I go with her request: “We’re working on fractions,” she tells me. It’s fourth grade, and I hope things go well.
We start with Amplify Desmos Math’s Farm Fresh, a Grade 4, Unit 3, Lesson 16: Solving Problems Involving Measurement Data on Line Plots.
At first, the students are each on their own device, which wasn’t the plan. I always want a 2-to-1 ratio so they’re talking. The teacher helps me remove half the laptops, and sure enough, the conversations pick up.
I absolutely love this progression of challenges, from one screen to the next:
Fill the basket with 8 pumpkins
Fill the basket with exactly 10 1/2 pounds of tomatoes
One way to fill the basket with 10 1/2 pounds is to use 8 tomatoes. Can you make 10 1/2 pounds with a different amount of tomatoes?

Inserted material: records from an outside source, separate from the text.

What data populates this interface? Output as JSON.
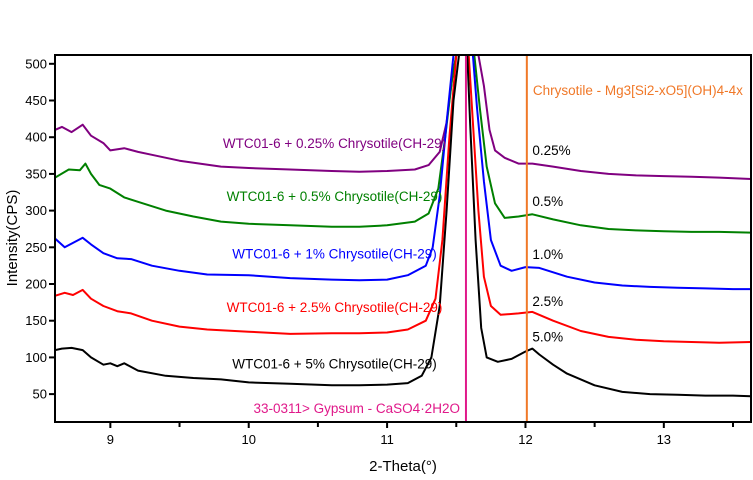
{
  "chart_data": {
    "type": "line",
    "title": "",
    "xlabel": "2-Theta(°)",
    "ylabel": "Intensity(CPS)",
    "xlim": [
      8.6,
      13.63
    ],
    "ylim": [
      12,
      512
    ],
    "x_ticks": [
      9,
      10,
      11,
      12,
      13
    ],
    "x_minor_ticks": [
      9.5,
      10.5,
      11.5,
      12.5,
      13.5
    ],
    "y_ticks": [
      50,
      100,
      150,
      200,
      250,
      300,
      350,
      400,
      450,
      500
    ],
    "grid": false,
    "legend": "inline labels next to curves",
    "series": [
      {
        "name": "WTC01-6 + 0.25% Chrysotile(CH-29)",
        "short_label": "0.25%",
        "color": "#800080",
        "points": [
          [
            8.6,
            410
          ],
          [
            8.65,
            414
          ],
          [
            8.72,
            407
          ],
          [
            8.8,
            417
          ],
          [
            8.86,
            402
          ],
          [
            8.95,
            392
          ],
          [
            9.0,
            382
          ],
          [
            9.1,
            385
          ],
          [
            9.2,
            380
          ],
          [
            9.3,
            376
          ],
          [
            9.5,
            368
          ],
          [
            9.8,
            360
          ],
          [
            10.0,
            358
          ],
          [
            10.3,
            356
          ],
          [
            10.6,
            354
          ],
          [
            10.8,
            353
          ],
          [
            11.0,
            354
          ],
          [
            11.2,
            356
          ],
          [
            11.3,
            362
          ],
          [
            11.38,
            380
          ],
          [
            11.43,
            420
          ],
          [
            11.47,
            480
          ],
          [
            11.5,
            512
          ],
          [
            11.66,
            512
          ],
          [
            11.7,
            470
          ],
          [
            11.74,
            410
          ],
          [
            11.78,
            382
          ],
          [
            11.85,
            372
          ],
          [
            11.95,
            364
          ],
          [
            12.05,
            364
          ],
          [
            12.2,
            360
          ],
          [
            12.4,
            354
          ],
          [
            12.6,
            350
          ],
          [
            12.8,
            348
          ],
          [
            13.0,
            347
          ],
          [
            13.2,
            346
          ],
          [
            13.4,
            345
          ],
          [
            13.63,
            343
          ]
        ]
      },
      {
        "name": "WTC01-6 + 0.5% Chrysotile(CH-29)",
        "short_label": "0.5%",
        "color": "#008000",
        "points": [
          [
            8.6,
            345
          ],
          [
            8.7,
            356
          ],
          [
            8.78,
            355
          ],
          [
            8.82,
            364
          ],
          [
            8.86,
            350
          ],
          [
            8.92,
            335
          ],
          [
            9.0,
            330
          ],
          [
            9.1,
            318
          ],
          [
            9.2,
            312
          ],
          [
            9.4,
            300
          ],
          [
            9.6,
            292
          ],
          [
            9.8,
            285
          ],
          [
            10.0,
            282
          ],
          [
            10.3,
            280
          ],
          [
            10.6,
            278
          ],
          [
            10.8,
            278
          ],
          [
            11.0,
            280
          ],
          [
            11.2,
            285
          ],
          [
            11.3,
            296
          ],
          [
            11.37,
            330
          ],
          [
            11.42,
            400
          ],
          [
            11.47,
            480
          ],
          [
            11.5,
            512
          ],
          [
            11.63,
            512
          ],
          [
            11.67,
            440
          ],
          [
            11.72,
            360
          ],
          [
            11.78,
            310
          ],
          [
            11.85,
            290
          ],
          [
            11.95,
            292
          ],
          [
            12.05,
            295
          ],
          [
            12.2,
            288
          ],
          [
            12.4,
            280
          ],
          [
            12.6,
            275
          ],
          [
            12.8,
            273
          ],
          [
            13.0,
            272
          ],
          [
            13.2,
            271
          ],
          [
            13.4,
            271
          ],
          [
            13.63,
            270
          ]
        ]
      },
      {
        "name": "WTC01-6 + 1% Chrysotile(CH-29)",
        "short_label": "1.0%",
        "color": "#0000ff",
        "points": [
          [
            8.6,
            262
          ],
          [
            8.67,
            250
          ],
          [
            8.73,
            256
          ],
          [
            8.8,
            263
          ],
          [
            8.86,
            254
          ],
          [
            8.95,
            242
          ],
          [
            9.05,
            235
          ],
          [
            9.15,
            234
          ],
          [
            9.3,
            225
          ],
          [
            9.5,
            218
          ],
          [
            9.7,
            213
          ],
          [
            10.0,
            212
          ],
          [
            10.3,
            208
          ],
          [
            10.6,
            206
          ],
          [
            10.8,
            205
          ],
          [
            11.0,
            206
          ],
          [
            11.15,
            212
          ],
          [
            11.28,
            225
          ],
          [
            11.33,
            250
          ],
          [
            11.38,
            320
          ],
          [
            11.43,
            420
          ],
          [
            11.48,
            512
          ],
          [
            11.62,
            512
          ],
          [
            11.65,
            440
          ],
          [
            11.7,
            340
          ],
          [
            11.75,
            260
          ],
          [
            11.82,
            225
          ],
          [
            11.9,
            218
          ],
          [
            12.0,
            223
          ],
          [
            12.1,
            222
          ],
          [
            12.3,
            210
          ],
          [
            12.5,
            202
          ],
          [
            12.7,
            198
          ],
          [
            12.9,
            196
          ],
          [
            13.1,
            195
          ],
          [
            13.3,
            194
          ],
          [
            13.5,
            193
          ],
          [
            13.63,
            193
          ]
        ]
      },
      {
        "name": "WTC01-6 + 2.5% Chrysotile(CH-29)",
        "short_label": "2.5%",
        "color": "#ff0000",
        "points": [
          [
            8.6,
            184
          ],
          [
            8.67,
            188
          ],
          [
            8.73,
            185
          ],
          [
            8.8,
            192
          ],
          [
            8.86,
            180
          ],
          [
            8.95,
            170
          ],
          [
            9.05,
            163
          ],
          [
            9.15,
            160
          ],
          [
            9.3,
            150
          ],
          [
            9.5,
            142
          ],
          [
            9.7,
            138
          ],
          [
            10.0,
            135
          ],
          [
            10.3,
            132
          ],
          [
            10.6,
            133
          ],
          [
            10.8,
            133
          ],
          [
            11.0,
            134
          ],
          [
            11.15,
            138
          ],
          [
            11.28,
            150
          ],
          [
            11.35,
            180
          ],
          [
            11.4,
            260
          ],
          [
            11.45,
            400
          ],
          [
            11.5,
            512
          ],
          [
            11.59,
            512
          ],
          [
            11.62,
            420
          ],
          [
            11.66,
            300
          ],
          [
            11.7,
            210
          ],
          [
            11.75,
            170
          ],
          [
            11.82,
            158
          ],
          [
            11.95,
            160
          ],
          [
            12.05,
            162
          ],
          [
            12.2,
            150
          ],
          [
            12.4,
            136
          ],
          [
            12.6,
            128
          ],
          [
            12.8,
            124
          ],
          [
            13.0,
            122
          ],
          [
            13.2,
            121
          ],
          [
            13.4,
            120
          ],
          [
            13.63,
            121
          ]
        ]
      },
      {
        "name": "WTC01-6 + 5% Chrysotile(CH-29)",
        "short_label": "5.0%",
        "color": "#000000",
        "points": [
          [
            8.6,
            110
          ],
          [
            8.65,
            112
          ],
          [
            8.72,
            113
          ],
          [
            8.8,
            110
          ],
          [
            8.86,
            100
          ],
          [
            8.95,
            90
          ],
          [
            9.0,
            92
          ],
          [
            9.05,
            88
          ],
          [
            9.1,
            92
          ],
          [
            9.2,
            82
          ],
          [
            9.4,
            75
          ],
          [
            9.6,
            72
          ],
          [
            9.8,
            70
          ],
          [
            10.0,
            66
          ],
          [
            10.3,
            64
          ],
          [
            10.6,
            62
          ],
          [
            10.8,
            62
          ],
          [
            11.0,
            63
          ],
          [
            11.15,
            65
          ],
          [
            11.25,
            75
          ],
          [
            11.32,
            100
          ],
          [
            11.38,
            170
          ],
          [
            11.43,
            300
          ],
          [
            11.48,
            450
          ],
          [
            11.52,
            512
          ],
          [
            11.58,
            512
          ],
          [
            11.6,
            420
          ],
          [
            11.64,
            260
          ],
          [
            11.68,
            140
          ],
          [
            11.72,
            100
          ],
          [
            11.8,
            94
          ],
          [
            11.9,
            98
          ],
          [
            12.0,
            108
          ],
          [
            12.05,
            112
          ],
          [
            12.1,
            104
          ],
          [
            12.2,
            90
          ],
          [
            12.3,
            78
          ],
          [
            12.5,
            62
          ],
          [
            12.7,
            53
          ],
          [
            12.9,
            50
          ],
          [
            13.1,
            49
          ],
          [
            13.3,
            48
          ],
          [
            13.5,
            48
          ],
          [
            13.63,
            47
          ]
        ]
      }
    ],
    "reference_lines": [
      {
        "label": "33-0311> Gypsum - CaSO4·2H2O",
        "x": 11.57,
        "color": "#e0198a"
      },
      {
        "label": "Chrysotile - Mg3[Si2-xO5](OH)4-4x",
        "x": 12.01,
        "color": "#f07828"
      }
    ],
    "annotations": [
      {
        "text": "WTC01-6 + 0.25% Chrysotile(CH-29)",
        "series": 0,
        "x": 10.62,
        "y": 385
      },
      {
        "text": "WTC01-6 + 0.5% Chrysotile(CH-29)",
        "series": 1,
        "x": 10.62,
        "y": 313
      },
      {
        "text": "WTC01-6 + 1% Chrysotile(CH-29)",
        "series": 2,
        "x": 10.62,
        "y": 235
      },
      {
        "text": "WTC01-6 + 2.5% Chrysotile(CH-29)",
        "series": 3,
        "x": 10.62,
        "y": 162
      },
      {
        "text": "WTC01-6 + 5% Chrysotile(CH-29)",
        "series": 4,
        "x": 10.62,
        "y": 85
      },
      {
        "text": "0.25%",
        "series": 0,
        "x": 12.05,
        "y": 376
      },
      {
        "text": "0.5%",
        "series": 1,
        "x": 12.05,
        "y": 306
      },
      {
        "text": "1.0%",
        "series": 2,
        "x": 12.05,
        "y": 234
      },
      {
        "text": "2.5%",
        "series": 3,
        "x": 12.05,
        "y": 170
      },
      {
        "text": "5.0%",
        "series": 4,
        "x": 12.05,
        "y": 122
      }
    ]
  }
}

Compare two baskets given their line plots
Fill the basket with 5 carrots that weigh 3 pounds total
This basket of onions weighs 8 1/4 pounds. Add onion weights to the line plot so that it represents a basket with a weight of 12 pounds
This basket of carrots weighs 8 pounds. Remove carrot weights so that the basket weighs 3 pounds less
Then, for the Synthesis question:
One student explains, “I added the whole numbers—1 plus 2 is 3—then ¾ plus ¼ is 1, so 3 plus 1 is 4. And there are 3 sets of them, so 4 times 3 is 12.”

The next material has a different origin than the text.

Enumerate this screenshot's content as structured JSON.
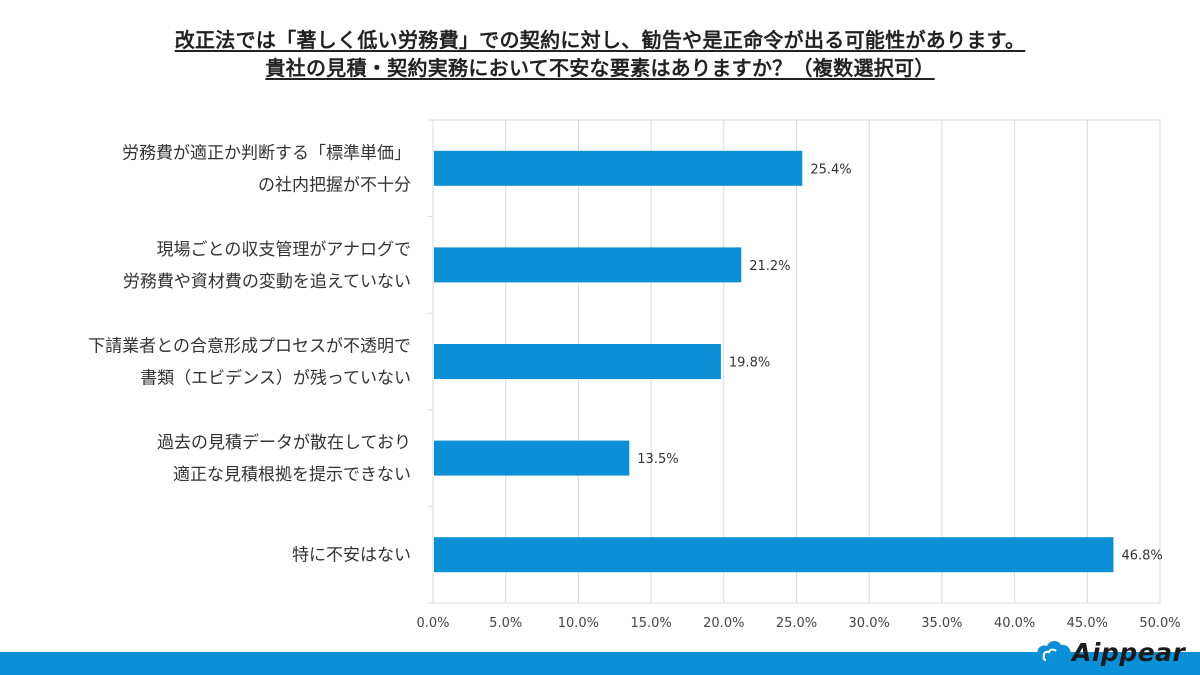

We move on to this handout from Don Steward, where each dot paper shape asks students to shade in a certain fraction.
We complete the first one together (top left). There’s more than one way to shade in 1/5 of this figure. Then, as students continue the handout with their partners, the class is buzzing with ideas. They realize they need to check their work—not just by looking, but by counting the total area and finding the fraction.
Then I hear one student exclaim, “I cracked the strategy!”
I run over to check it out. She’s working on shading 2/3 of the shape.
Mind you, the shape has an area of 10 1/2—so dividing that by 3 is no small feat!
Later, she explains her thinking again to the whole class. The excitement (and pride!) in her voice is nothing short of a triumphant discovery.
Every math teacher should have this on their play list. Excellent.